Su talento levantaba admiración. Sus ideas, ampollas.

Como hemos visto, a pesar de tener un pico de oro y verse capaz de vender estufas en el desierto, no destacaba precisamente por sus dotes de diplomático. En uno de sus libros se refería así a quienes no compartían sus opiniones: «Aun con todas las pruebas del mundo, ¿qué esperáis conseguir de personas tan estúpidas que no reconocen sus propias limitaciones?». Y claro, en este plan, había gente que se picaba.

Resulta muy frustrante que alguien más listo que tú te lleve la contraria, se luzca dejándote sin argumentos y encima se pitorree. Así, Galileo fue reuniendo una amplia colección de enemigos. Como no le podían ganar con argumentos, recurrieron al juego sucio.
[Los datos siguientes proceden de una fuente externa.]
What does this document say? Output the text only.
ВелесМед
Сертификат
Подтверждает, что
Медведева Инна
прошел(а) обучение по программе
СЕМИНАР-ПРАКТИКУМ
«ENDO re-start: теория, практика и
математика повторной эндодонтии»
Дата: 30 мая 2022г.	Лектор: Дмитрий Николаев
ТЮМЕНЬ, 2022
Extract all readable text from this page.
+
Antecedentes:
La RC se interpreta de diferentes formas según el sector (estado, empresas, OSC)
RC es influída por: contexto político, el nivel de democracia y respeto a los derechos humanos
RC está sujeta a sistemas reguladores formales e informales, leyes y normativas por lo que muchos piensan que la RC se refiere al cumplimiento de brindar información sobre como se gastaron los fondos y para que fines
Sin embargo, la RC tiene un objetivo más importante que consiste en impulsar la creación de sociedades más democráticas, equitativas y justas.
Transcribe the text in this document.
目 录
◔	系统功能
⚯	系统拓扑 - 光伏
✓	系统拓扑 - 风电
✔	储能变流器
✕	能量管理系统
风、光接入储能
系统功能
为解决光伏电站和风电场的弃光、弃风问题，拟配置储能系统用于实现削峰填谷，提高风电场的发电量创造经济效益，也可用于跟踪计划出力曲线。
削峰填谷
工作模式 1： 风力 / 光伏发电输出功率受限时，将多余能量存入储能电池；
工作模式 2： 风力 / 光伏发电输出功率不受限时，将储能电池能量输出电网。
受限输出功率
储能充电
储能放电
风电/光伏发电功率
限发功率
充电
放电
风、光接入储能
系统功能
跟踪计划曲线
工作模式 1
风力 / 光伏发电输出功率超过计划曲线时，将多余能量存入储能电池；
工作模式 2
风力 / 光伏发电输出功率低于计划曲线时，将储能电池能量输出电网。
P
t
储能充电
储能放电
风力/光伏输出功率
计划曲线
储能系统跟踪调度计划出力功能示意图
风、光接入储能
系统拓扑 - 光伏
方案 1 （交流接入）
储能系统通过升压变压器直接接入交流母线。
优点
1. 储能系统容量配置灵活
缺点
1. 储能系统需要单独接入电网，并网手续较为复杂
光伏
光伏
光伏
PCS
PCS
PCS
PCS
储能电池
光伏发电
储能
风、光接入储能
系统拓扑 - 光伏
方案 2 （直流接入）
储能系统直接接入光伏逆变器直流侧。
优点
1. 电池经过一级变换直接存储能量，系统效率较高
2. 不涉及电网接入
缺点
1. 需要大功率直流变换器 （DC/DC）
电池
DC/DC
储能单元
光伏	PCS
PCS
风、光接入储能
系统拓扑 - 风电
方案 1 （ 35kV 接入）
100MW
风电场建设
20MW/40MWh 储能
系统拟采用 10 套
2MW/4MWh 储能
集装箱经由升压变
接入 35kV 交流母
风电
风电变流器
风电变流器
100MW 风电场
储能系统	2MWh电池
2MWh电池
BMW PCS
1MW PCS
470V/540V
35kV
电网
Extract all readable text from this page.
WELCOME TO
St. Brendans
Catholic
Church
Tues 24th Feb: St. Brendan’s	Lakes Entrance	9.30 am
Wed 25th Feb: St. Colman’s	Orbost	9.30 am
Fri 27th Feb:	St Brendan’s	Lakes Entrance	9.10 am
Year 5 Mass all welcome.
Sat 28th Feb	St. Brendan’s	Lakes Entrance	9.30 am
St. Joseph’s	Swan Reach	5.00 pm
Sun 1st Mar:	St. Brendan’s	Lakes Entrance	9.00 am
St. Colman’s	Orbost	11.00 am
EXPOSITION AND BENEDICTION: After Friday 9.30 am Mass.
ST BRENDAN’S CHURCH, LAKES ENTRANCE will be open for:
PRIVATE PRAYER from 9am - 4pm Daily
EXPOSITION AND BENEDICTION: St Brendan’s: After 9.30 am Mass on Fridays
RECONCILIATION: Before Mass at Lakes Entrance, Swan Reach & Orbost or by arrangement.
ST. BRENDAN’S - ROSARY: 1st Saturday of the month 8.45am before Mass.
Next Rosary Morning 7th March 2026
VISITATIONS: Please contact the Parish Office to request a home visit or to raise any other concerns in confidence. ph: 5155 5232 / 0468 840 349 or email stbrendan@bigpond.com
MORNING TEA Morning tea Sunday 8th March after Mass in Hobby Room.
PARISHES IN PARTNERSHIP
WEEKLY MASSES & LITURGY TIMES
Galileo era creyente, pero no consideraba que la Biblia fuera un libro de texto de ciencias. Porque de serlo, más parecía escrito por Aristóteles que por el rey David o un evangelista. Sus enemigos se empeñaron en que si le enmendaba la plana a Aristóteles hacía lo mismo con las Escrituras, una ocurrencia que se conocía con el nombre de herejía y se premiaba con tormentos exquisitos en una mazmorra de la Inquisición o churruscándote los pies al calor de una hoguera.

Después de muchas generaciones en las que la gente sabía prácticamente lo mismo que sus tatarabuelos, en el siglo XVI las ciencias empezaron a adelantar una barbaridad. La Biblia reflejaba el conocimiento de la época en que se divulgó, más de un milenio antes, así que se daba de tortas con los nuevos descubrimientos. Para algunos, aquello probaba que la Biblia no tenía razón en nada, para otros indicaba que simplemente se trataba de un libro de fe, no de un manual de física, y que si San Mateo se hubiera puesto a explicar la ciencia del futuro, nadie hubiera entendido una palabra.

Había religiosos que admiraban el progreso y lo encontraban perfectamente compatible con sus creencias, y quienes pensaban que cuestionar una sola coma de las Sagradas Escrituras pondría en tela de juicio todo lo demás. Uno de los puntos que más escocía la sensibilidad de los conservadores era si el Sol giraba alrededor de la Tierra (la opinión del viejo Aristóteles) o si era la Tierra quien giraba alrededor del Sol (la opinión de un tal Copérnico, también conocida como heliocentrismo).

Galileo apostaba abiertamente por Copérnico y se embarcó en una campaña en su favor. Sus descubrimientos astronómicos encajaban de maravilla en el modelo nuevo. La Iglesia no era muy amiga de las novedades y le dejó caer que aquello no le hacía demasiada gracia. Así que cuando Galileo escribió su gran defensa del heliocentrismo, sabía bien con quién se la estaba jugando.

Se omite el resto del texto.